Un article qui montre le piège de la critique superficielle, suivi de quelques remarques complémentaires en PS.
« Derrière nos écrans de fumée » (The Social Dilemma) ou le leurre de la critique superficielle (par Nicolas Casaux)
Extraits :
Tout système de domination conséquent, cherchant à se parer des oripeaux de la démocratie et de la liberté, comprend l’importance de prodiguer à ses sujets l’impression qu’il existe en son sein des garde-fous, des oppositions et des critiques libres de s’exprimer. Nous vivons en démocratie. La preuve ? Il y a la droite et la gauche, il y a le pluralisme des médias de masse, etc. Bien entendu, cette opposition entre droite et gauche est largement illusoire. Par exemple, personne, dans la majeure partie du spectre politique, ne remet sérieusement en cause l’État, le capitalisme technologique, l’industrialisme. La plupart s’accordent sur l’essentiel, de même que les médias de masse. Cette mise en scène d’une diversité de vues, qu’on cherche même à présenter comme antagonistes, renforce l’inertie du système technocapitaliste. En outre, les critiques superficielles autorisées dans la sphère culturelle grand public participent parfois à la consolidation, à l’amélioration, au perfectionnement de ce système de domination.
- L’écran de fumé de la critique superficielle permet de continuer le système technocapitaliste
Le seul problème, selon nos ex-ingénieurs reconvertis en champions de l’éthique ? Le « business-model » des entreprises. Qu’il faudrait changer. Il faut plus de régulations. Il faut changer notre « façon de concevoir les réseaux sociaux », « changer les réseaux sociaux et leur fonctionnement ». (Pire encore du côté d’Élise Lucet, qui se contente de blâmer les utilisateurs des technologies modernes : il leur faut « reprendre le contrôle » sur lesdites technologies, en se prenant en main eux-mêmes, en acquérant une certaine discipline. Ne nous faudrait-il pas surtout, chère Élise, « reprendre le contrôle » sur les organisations sociales qui nous réduisent au rang de « ressources humaines » ?)
Et afin de changer le « business-model » des « entreprises de la Tech », plusieurs ex-employés des plus célèbres d’entre elles ont, sous l’impulsion de Tristan Harris (ex-employé de Google), formé une ONG, le Center for Humane Technology, ou « Centre pour une technologie humaine », avec pour objectif d’inciter les compagnies à se moraliser, à concevoir des produits plus décents, moins addictifs, plus gentils, moins méchants.

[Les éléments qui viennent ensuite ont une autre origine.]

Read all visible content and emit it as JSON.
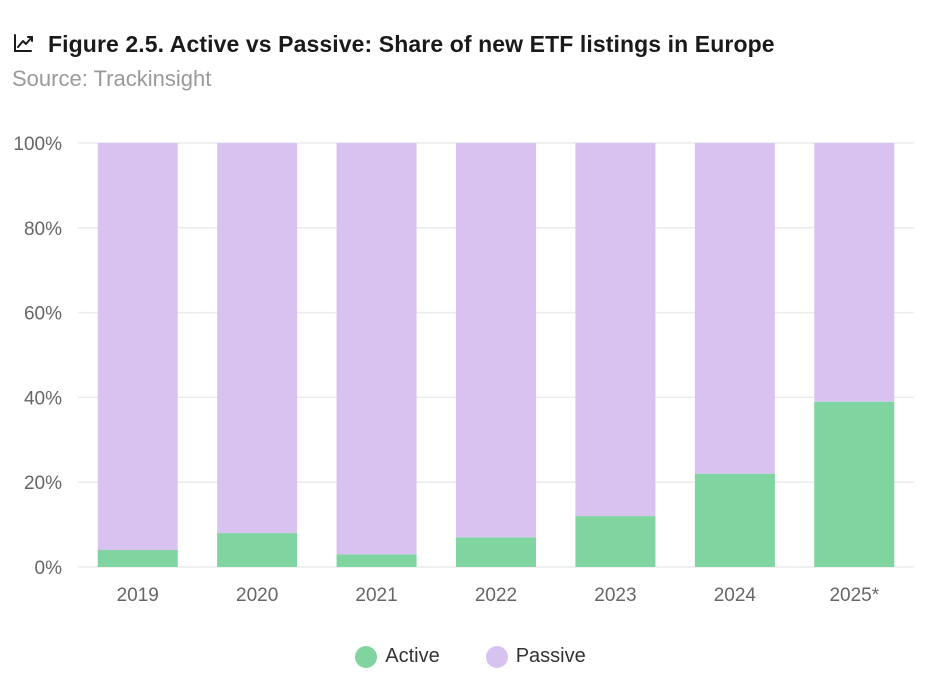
{
  "header": {
    "title": "Figure 2.5. Active vs Passive: Share of new ETF listings in Europe",
    "subtitle": "Source: Trackinsight",
    "icon": "chart-line-icon"
  },
  "colors": {
    "active": "#7fd4a0",
    "passive": "#d8c3f0",
    "grid": "#ebebeb",
    "axis_text": "#666666"
  },
  "legend": {
    "items": [
      {
        "label": "Active",
        "color": "#7fd4a0"
      },
      {
        "label": "Passive",
        "color": "#d8c3f0"
      }
    ]
  },
  "chart_data": {
    "type": "bar",
    "stacked": true,
    "categories": [
      "2019",
      "2020",
      "2021",
      "2022",
      "2023",
      "2024",
      "2025*"
    ],
    "series": [
      {
        "name": "Active",
        "values": [
          4,
          8,
          3,
          7,
          12,
          22,
          39
        ]
      },
      {
        "name": "Passive",
        "values": [
          96,
          92,
          97,
          93,
          88,
          78,
          61
        ]
      }
    ],
    "title": "Figure 2.5. Active vs Passive: Share of new ETF listings in Europe",
    "subtitle": "Source: Trackinsight",
    "xlabel": "",
    "ylabel": "",
    "ylim": [
      0,
      100
    ],
    "yticks": [
      "0%",
      "20%",
      "40%",
      "60%",
      "80%",
      "100%"
    ],
    "grid": true,
    "legend_position": "bottom"
  }
}
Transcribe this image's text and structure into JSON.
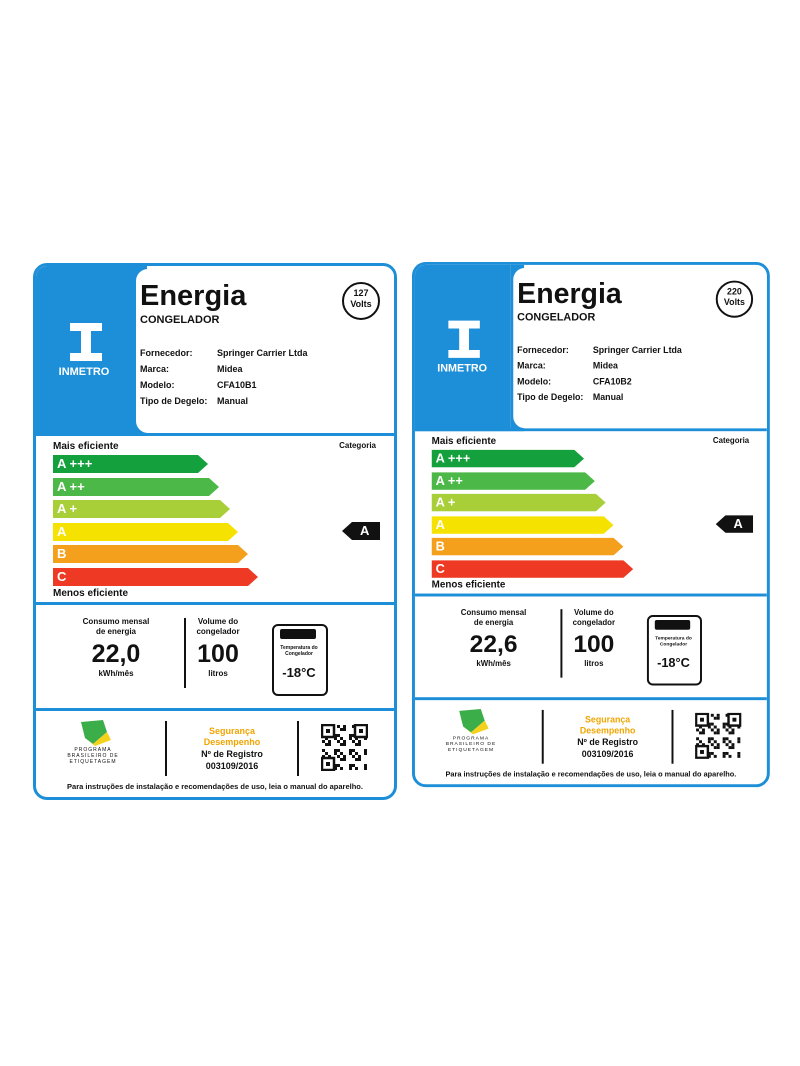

En occultant toute réflexion approfondie, sérieuse, radicale, sur les tenants et aboutissants du système technologique et des macro-systèmes qui le composent, sur les toujours plus nombreuses et envahissantes technologies modernes, le documentaire de Netflix et l’émission d’Élise Lucet servent pleinement la continuation, pour l’essentiel, des dynamiques technocapitalistes, qu’il s’agirait simplement de réformer, ci et là, pour que tout continue d’aller pour le mieux dans le Meilleur des mondes. Cette défense du statu quo, de l’essentiel du système techno-industriel et de ses dynamiques, s’exprime d’ailleurs de manière on ne peut plus flagrante dans la vive condamnation des destructions d’antennes 5G par le documentaire produit par Netflix, lesquelles seraient uniquement l’œuvre de quelques abrutis désorientés par des « fake news » ou quelque « théorie conspirationniste ».